The deal for Time gave Meredith a larger audience to compete for advertisers that are consolidating their spending with bigger media companies, as well as Facebook and Google. It also provided the billionaire Koch brothers, who agreed to support Meredith’s offer with an equity injection of $650 million, a stake in well-known media brands.

Odd Fit

But Fortune, Sports Illustrated and the other Time titles were an odd fit for Meredith, whose magazines mostly focus on entertainment, food, lifestyle, home, parenting, beauty and fashion.

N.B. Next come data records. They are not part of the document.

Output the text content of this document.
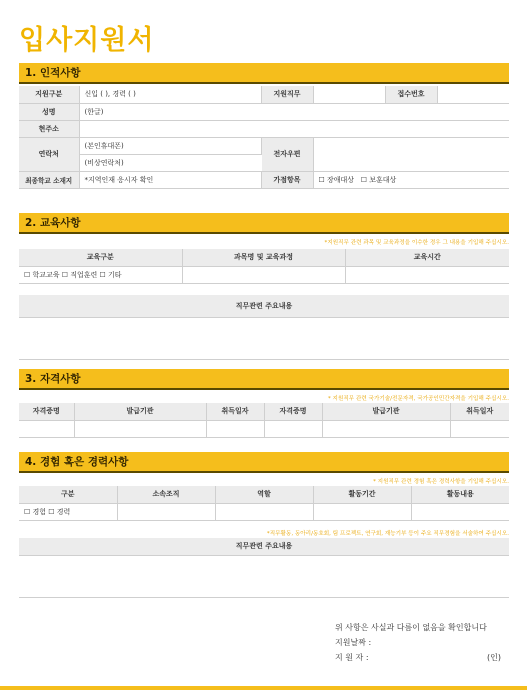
입사지원서
1. 인적사항
지원구분	신입 ( ), 경력 ( )	지원직무		접수번호	
성명	(한글)				
현주소					
연락처	(본인휴대폰)	전자우편			
	(비상연락처)				
최종학교 소재지	*지역인재 응시자 확인	가점항목	☐ 장애대상 ☐ 보훈대상		
2. 교육사항
*지원직무 관련 과목 및 교육과정을 이수한 경우 그 내용을 기입해 주십시오.
교육구분	과목명 및 교육과정	교육시간
☐ 학교교육 ☐ 직업훈련 ☐ 기타		

직무관련 주요내용
3. 자격사항
* 지원직무 관련 국가기술/전문자격, 국가공인민간자격을 기입해 주십시오.
자격증명	발급기관	취득일자	자격증명	발급기관	취득일자

4. 경험 혹은 경력사항
* 지원직무 관련 경험 혹은 경력사항을 기입해 주십시오.
구분	소속조직	역할	활동기간	활동내용
☐ 경험 ☐ 경력				
*직무활동, 동아리/동호회, 팀 프로젝트, 연구회, 재능기부 등이 주요 직무경험을 서술하여 주십시오.
직무관련 주요내용
위 사항은 사실과 다름이 없음을 확인합니다
지원날짜 :
지 원 자 :	(인)
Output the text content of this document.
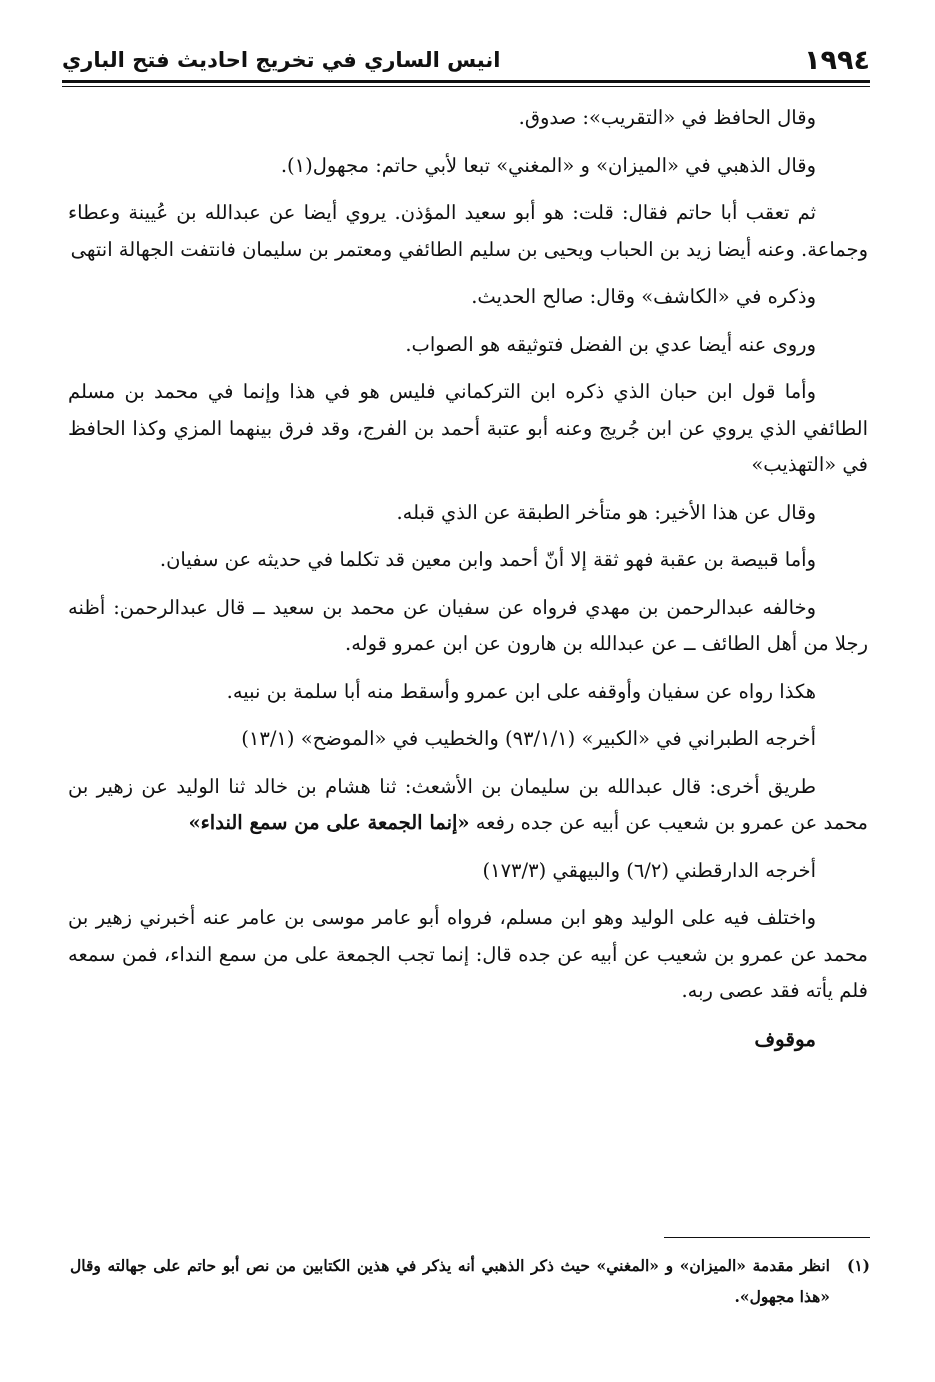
١٩٩٤
انيس الساري في تخريج احاديث فتح الباري

وقال الحافظ في «التقريب»: صدوق.

وقال الذهبي في «الميزان» و «المغني» تبعا لأبي حاتم: مجهول(١).

ثم تعقب أبا حاتم فقال: قلت: هو أبو سعيد المؤذن. يروي أيضا عن عبدالله بن عُيينة وعطاء وجماعة. وعنه أيضا زيد بن الحباب ويحيى بن سليم الطائفي ومعتمر بن سليمان فانتفت الجهالة انتهى

وذكره في «الكاشف» وقال: صالح الحديث.

وروى عنه أيضا عدي بن الفضل فتوثيقه هو الصواب.

وأما قول ابن حبان الذي ذكره ابن التركماني فليس هو في هذا وإنما في محمد بن مسلم الطائفي الذي يروي عن ابن جُريج وعنه أبو عتبة أحمد بن الفرج، وقد فرق بينهما المزي وكذا الحافظ في «التهذيب»

وقال عن هذا الأخير: هو متأخر الطبقة عن الذي قبله.

وأما قبيصة بن عقبة فهو ثقة إلا أنّ أحمد وابن معين قد تكلما في حديثه عن سفيان.

وخالفه عبدالرحمن بن مهدي فرواه عن سفيان عن محمد بن سعيد ــ قال عبدالرحمن: أظنه رجلا من أهل الطائف ــ عن عبدالله بن هارون عن ابن عمرو قوله.

هكذا رواه عن سفيان وأوقفه على ابن عمرو وأسقط منه أبا سلمة بن نبيه.

أخرجه الطبراني في «الكبير» (٩٣/١/١) والخطيب في «الموضح» (١٣/١)

طريق أخرى: قال عبدالله بن سليمان بن الأشعث: ثنا هشام بن خالد ثنا الوليد عن زهير بن محمد عن عمرو بن شعيب عن أبيه عن جده رفعه «إنما الجمعة على من سمع النداء»

أخرجه الدارقطني (٦/٢) والبيهقي (١٧٣/٣)

واختلف فيه على الوليد وهو ابن مسلم، فرواه أبو عامر موسى بن عامر عنه أخبرني زهير بن محمد عن عمرو بن شعيب عن أبيه عن جده قال: إنما تجب الجمعة على من سمع النداء، فمن سمعه فلم يأته فقد عصى ربه.

موقوف

(١)
انظر مقدمة «الميزان» و «المغني» حيث ذكر الذهبي أنه يذكر في هذين الكتابين من نص أبو حاتم على جهالته وقال «هذا مجهول».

Meredith Chief Executive Officer Tom Harty said the magazines being sold have different target audiences and advertising bases, and that “each brand is better suited for success with a new owner.” The company estimates it reaches about 80 percent of U.S. millennial women.

“We are pleased with the inbound interest we have received,” Harty said in the statement. “We are confident these brands will be positioned for growth with an owner that shares Meredith’s respect for editorial integrity and independence.”

Meredith is keeping People, the most profitable of the former Time titles. At year end, Meredith employed about 3,500 people full time.